A neural network consists of 3 types of elements:
1) Inputs, which describe the state of a system (like the
board configuration in a backgammon application),
2) Outputs, which are trained to approximate some important
measure of the system (like winning and gammon chances in
a backgammon application), and
3) Neurons, which are computational elements. These transform
the inputs into the outputs by a form of magic that is rarely
I have one paragraph for the computationally inclined:
A neuron typically takes the form Logistic(Summation(Constant * Input)),
where Logistic is the function 1 / (1 + exp(-x)). In words: a neuron
is a linear sum of inputs "squashed" by a function whose output is
bounded. If you want to generalize this concept, you can change the
squashing function to something else (tanh is equivalent to logistic,
but an interesting choice is erf(), the Gaussian error function), or
you can allow the linear sum to include the results of other neurons.
Now, the reason that I figure you misunderstand the term "neuron"

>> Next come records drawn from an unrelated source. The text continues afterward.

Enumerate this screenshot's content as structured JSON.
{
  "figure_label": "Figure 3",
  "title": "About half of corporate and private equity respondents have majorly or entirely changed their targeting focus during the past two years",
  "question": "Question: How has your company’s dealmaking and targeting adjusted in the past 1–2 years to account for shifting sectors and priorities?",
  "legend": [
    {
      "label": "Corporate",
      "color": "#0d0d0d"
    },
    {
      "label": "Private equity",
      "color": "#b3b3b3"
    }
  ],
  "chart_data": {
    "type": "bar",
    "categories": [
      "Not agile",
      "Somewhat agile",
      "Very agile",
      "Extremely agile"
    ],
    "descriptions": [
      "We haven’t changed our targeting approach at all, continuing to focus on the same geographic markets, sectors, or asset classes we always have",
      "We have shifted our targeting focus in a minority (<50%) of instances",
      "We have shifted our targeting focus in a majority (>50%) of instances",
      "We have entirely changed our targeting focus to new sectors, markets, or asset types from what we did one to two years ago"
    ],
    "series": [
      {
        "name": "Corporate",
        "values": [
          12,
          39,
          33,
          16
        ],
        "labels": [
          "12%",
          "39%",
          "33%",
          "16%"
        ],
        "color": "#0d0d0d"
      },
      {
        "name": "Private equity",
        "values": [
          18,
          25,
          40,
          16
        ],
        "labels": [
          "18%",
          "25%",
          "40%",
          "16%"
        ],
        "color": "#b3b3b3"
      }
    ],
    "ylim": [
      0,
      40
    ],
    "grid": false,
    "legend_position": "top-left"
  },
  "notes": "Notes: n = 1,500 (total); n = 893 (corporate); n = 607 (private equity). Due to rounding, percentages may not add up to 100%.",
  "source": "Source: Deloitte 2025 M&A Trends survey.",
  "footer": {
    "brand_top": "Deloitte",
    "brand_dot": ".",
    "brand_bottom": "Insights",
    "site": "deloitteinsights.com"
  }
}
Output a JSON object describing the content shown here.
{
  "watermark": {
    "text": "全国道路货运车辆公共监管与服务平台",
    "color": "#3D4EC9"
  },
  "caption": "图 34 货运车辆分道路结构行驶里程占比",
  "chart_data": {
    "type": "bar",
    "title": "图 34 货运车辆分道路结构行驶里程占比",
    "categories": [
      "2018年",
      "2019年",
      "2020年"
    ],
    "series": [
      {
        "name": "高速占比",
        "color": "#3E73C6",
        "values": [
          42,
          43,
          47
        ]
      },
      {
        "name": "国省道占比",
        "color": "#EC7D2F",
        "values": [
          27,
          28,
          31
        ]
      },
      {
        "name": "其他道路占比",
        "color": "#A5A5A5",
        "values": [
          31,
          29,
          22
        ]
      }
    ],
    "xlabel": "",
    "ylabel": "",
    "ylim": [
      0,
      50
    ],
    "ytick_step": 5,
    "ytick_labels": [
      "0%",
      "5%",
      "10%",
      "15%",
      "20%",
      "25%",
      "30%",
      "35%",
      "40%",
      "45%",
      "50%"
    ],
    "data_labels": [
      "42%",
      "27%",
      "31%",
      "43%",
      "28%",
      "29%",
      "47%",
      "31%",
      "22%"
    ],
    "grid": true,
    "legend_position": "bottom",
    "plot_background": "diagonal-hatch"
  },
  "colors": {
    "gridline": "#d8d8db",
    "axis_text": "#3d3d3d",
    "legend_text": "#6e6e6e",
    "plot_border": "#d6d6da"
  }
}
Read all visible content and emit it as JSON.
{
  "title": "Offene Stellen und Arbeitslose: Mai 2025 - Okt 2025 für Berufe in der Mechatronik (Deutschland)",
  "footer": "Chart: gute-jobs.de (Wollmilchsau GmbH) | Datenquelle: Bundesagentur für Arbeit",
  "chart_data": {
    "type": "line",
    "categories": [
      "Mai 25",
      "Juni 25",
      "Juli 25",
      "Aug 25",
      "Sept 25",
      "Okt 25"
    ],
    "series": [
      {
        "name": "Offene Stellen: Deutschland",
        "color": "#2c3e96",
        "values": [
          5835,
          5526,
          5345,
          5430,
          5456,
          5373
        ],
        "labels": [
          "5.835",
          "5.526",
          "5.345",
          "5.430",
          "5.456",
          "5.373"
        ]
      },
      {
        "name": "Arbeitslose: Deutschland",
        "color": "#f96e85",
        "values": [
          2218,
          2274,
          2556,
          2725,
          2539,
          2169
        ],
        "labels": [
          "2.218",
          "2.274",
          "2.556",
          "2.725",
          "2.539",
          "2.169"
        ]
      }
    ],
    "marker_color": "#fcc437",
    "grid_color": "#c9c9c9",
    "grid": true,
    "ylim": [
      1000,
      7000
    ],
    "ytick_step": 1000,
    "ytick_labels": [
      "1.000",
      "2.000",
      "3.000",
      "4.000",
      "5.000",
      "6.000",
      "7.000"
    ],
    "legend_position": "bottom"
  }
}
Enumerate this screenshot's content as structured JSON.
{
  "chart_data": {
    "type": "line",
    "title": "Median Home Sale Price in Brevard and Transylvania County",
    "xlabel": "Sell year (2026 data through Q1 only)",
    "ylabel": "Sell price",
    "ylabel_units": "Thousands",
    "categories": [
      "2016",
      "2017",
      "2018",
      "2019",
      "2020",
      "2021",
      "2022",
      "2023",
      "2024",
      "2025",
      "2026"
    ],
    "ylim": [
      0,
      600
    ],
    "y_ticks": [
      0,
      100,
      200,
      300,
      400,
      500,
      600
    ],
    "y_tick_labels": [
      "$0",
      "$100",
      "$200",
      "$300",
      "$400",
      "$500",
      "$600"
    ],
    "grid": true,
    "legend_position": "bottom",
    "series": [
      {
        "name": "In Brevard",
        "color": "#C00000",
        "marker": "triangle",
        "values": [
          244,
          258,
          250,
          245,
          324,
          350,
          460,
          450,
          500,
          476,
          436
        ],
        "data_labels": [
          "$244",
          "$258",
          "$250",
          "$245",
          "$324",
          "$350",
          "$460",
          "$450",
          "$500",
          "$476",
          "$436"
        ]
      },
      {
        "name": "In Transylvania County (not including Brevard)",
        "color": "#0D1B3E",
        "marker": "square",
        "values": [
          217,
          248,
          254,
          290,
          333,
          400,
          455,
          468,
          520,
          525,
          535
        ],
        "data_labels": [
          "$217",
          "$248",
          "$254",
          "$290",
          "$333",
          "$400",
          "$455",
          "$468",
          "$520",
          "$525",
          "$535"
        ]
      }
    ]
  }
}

is that you are describing how to encode the board position, which
means that you are talking about Inputs, rather than Neurons.
To respond to your actual question about whether this is a good
encoding: Yes, it is. Gerald Tesauro published a paper quite a while
ago (I think it was in the journal "Artificial Intelligence" around
1989) about the precursor to TD-Gammon, named Neurogammon. The
Neurogammon feature set allocated inputs as follows:
1 boolean input, set if Black has a blot on this point,
1 boolean input, set if Black has a block (2 or more men),
1 boolean input, set if Black has exactly 3 men on this point,
1 boolean input, set if Black has exactly 4 men on this point,
1 integer input, set to the number of men beyond 4 on this point.
There are 5 inputs per side per point. There are 24 points, plus the
bar (one bar for each color). I don't remember how Tesauro handled
men borne off, nor how he handled the side to move.
Tesauro supported his method by comparing it to another system of
inputs. He also argued that this system contains a lot of semantic
content (the concepts Blot, Block, Builder, and Overloaded are
inherent in the inputs), and so neural network capacity does not
need to be devoted to identifying those features.
Note that this input set, by itself, is not sufficient to play a
strong game. Tesauro's best program using this feature set played at
a "strong intermediate" level. This basically means that the program
would clobber a novice, but it still makes lots of errors.
Tesauro's feature set for TD-Gammon has never been published, since
IBM regards it to be a trade secret. But you have to figure it
contains a few strategic concepts (e.g. the safe-play-versus-bold play
criteria from Magriel) and tactical factors (like counts of shots
or point-making rolls). There is a lot of scope for creativity here.